250 Hz L 694mV R 694mV

400 Hz L 694mV R 694mV

800 Hz L 695mV R 696mV

1000 Hz L 690mV R 692mV

1250 Hz L 684mV R 686mV

2500 Hz L 647mV R 652mV

3150 Hz L 627mV R 633mV

4000 Hz L 600mV R 606mV

5000 Hz L 567mV R 574mV

6000 Hz L 533mV R 539mV

7000 Hz L 497mV R 502mV

8000 Hz L 459mV R 463mV

9000 Hz L 419mV R 422mV

10000 Hz L 382mV R 384mV

11000 Hz L 349mV R 350mV

12000 Hz L 319mV R 319mV

13000 Hz L 287mV R 287mV

14000 Hz L 252mV R 252mV

Is this enough data to tell Gryphon I have an issue?  Or are these differences in voltages between left and right too small to matter?  If the differences too small to matter, well I do find it a bit coincidental that the largest variances in voltages are in the same frequencies where my ear hears the problem (centralized around upper mids).
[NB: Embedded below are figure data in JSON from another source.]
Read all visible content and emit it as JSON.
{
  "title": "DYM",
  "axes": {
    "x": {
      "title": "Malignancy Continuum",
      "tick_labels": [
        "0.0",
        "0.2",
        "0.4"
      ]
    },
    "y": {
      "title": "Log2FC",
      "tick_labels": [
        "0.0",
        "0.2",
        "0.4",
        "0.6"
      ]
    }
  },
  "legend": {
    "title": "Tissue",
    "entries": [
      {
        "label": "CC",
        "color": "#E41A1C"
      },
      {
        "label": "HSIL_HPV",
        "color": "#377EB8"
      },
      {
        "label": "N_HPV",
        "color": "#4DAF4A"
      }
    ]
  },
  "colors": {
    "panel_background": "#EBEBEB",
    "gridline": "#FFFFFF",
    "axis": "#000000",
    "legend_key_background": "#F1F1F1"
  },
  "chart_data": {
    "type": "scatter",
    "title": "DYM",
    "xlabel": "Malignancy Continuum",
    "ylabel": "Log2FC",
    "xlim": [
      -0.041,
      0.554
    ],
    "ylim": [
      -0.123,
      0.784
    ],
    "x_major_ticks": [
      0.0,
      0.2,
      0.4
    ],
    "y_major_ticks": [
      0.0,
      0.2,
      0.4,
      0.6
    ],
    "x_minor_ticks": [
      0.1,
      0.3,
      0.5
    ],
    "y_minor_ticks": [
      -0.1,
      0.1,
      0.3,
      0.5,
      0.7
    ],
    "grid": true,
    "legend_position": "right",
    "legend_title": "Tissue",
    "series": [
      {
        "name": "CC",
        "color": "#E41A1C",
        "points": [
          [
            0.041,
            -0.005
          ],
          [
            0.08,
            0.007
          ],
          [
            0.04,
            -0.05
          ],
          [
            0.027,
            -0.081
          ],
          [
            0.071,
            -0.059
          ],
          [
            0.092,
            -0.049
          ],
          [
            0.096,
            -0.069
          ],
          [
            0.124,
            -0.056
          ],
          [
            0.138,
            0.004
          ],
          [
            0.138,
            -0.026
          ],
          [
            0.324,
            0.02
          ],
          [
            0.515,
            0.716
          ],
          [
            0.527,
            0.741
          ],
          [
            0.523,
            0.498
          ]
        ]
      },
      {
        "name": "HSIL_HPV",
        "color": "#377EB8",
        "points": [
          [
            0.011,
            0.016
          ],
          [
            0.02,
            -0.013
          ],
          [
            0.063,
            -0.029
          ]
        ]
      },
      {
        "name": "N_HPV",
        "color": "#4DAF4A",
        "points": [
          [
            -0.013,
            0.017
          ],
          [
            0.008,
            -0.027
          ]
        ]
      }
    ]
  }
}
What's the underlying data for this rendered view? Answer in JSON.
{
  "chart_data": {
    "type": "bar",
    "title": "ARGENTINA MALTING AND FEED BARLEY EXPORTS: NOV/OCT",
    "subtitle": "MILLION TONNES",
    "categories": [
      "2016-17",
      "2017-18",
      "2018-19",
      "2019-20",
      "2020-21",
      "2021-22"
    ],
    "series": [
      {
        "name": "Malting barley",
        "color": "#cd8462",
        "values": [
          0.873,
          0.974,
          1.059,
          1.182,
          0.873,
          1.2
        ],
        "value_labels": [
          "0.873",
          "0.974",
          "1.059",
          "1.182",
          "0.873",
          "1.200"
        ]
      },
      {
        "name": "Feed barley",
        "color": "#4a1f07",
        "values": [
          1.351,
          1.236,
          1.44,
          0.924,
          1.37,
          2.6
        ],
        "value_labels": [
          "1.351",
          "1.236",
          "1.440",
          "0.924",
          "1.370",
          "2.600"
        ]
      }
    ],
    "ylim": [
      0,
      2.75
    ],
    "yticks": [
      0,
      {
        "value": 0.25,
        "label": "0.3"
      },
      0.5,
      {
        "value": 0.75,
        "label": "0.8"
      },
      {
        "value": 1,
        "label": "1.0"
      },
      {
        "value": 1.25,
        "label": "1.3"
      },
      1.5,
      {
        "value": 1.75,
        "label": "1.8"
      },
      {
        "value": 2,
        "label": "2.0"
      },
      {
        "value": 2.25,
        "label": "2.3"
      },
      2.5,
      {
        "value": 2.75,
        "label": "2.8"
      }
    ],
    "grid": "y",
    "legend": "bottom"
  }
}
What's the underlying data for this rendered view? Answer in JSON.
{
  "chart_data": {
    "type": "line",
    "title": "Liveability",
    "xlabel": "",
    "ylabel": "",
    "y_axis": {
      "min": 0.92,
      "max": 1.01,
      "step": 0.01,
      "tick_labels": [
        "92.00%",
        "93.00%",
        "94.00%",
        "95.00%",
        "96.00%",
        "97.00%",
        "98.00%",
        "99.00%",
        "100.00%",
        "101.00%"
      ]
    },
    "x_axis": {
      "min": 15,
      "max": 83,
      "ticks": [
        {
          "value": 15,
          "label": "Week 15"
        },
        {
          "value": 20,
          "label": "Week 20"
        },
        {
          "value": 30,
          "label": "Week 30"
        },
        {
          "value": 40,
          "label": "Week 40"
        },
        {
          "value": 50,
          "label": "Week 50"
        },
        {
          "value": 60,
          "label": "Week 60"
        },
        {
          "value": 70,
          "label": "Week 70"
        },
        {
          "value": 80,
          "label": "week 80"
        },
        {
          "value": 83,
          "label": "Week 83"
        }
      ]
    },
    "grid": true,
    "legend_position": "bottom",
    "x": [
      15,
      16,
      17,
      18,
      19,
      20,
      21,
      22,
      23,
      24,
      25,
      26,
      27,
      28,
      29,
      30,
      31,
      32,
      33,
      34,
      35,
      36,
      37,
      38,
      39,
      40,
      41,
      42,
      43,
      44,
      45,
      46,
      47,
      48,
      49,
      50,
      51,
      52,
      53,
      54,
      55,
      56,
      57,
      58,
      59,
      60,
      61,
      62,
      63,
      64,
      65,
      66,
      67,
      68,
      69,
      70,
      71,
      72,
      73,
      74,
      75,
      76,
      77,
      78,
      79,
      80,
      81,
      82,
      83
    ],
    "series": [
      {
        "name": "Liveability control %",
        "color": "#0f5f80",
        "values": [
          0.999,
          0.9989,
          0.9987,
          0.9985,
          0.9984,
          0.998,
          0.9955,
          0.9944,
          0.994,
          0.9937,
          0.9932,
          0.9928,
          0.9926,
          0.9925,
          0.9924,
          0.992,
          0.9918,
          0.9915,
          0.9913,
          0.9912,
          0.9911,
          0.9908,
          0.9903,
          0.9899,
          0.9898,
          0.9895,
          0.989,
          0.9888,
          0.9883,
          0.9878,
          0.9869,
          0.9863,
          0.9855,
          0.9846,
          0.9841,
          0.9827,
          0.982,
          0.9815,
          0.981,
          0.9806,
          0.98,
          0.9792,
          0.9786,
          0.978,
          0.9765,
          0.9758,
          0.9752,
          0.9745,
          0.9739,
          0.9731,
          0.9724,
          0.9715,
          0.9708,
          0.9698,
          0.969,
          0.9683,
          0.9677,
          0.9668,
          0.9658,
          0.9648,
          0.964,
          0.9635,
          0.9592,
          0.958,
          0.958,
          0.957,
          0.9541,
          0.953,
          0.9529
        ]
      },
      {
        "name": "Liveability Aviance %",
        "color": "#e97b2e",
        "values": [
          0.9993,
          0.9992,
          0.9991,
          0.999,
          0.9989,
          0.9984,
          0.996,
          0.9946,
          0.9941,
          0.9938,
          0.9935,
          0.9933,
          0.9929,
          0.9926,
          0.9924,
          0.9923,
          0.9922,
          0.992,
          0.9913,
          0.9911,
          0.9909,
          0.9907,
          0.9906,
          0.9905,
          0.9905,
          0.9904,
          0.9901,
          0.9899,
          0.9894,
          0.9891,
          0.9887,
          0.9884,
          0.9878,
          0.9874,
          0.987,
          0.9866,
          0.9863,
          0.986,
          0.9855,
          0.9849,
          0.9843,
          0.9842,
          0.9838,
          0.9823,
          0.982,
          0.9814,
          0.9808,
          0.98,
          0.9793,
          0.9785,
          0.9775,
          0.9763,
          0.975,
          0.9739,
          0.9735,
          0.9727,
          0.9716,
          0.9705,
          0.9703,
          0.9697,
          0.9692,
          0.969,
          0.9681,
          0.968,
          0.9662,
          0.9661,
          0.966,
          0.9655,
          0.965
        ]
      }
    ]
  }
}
Play the  1 kHz test tone into  speakers don't play so loudly that it damages your speakers. Set your voltmeter for AC Volts. Measure the volts across the speaker terminals. Power is: E²/R where E = volts RMS and R is resistance of load. Both channels should be the same at the same volume setting, maybe slight variation. 

I thought there had to be a load on the amp to measure this  with multimeter but I might be wrong.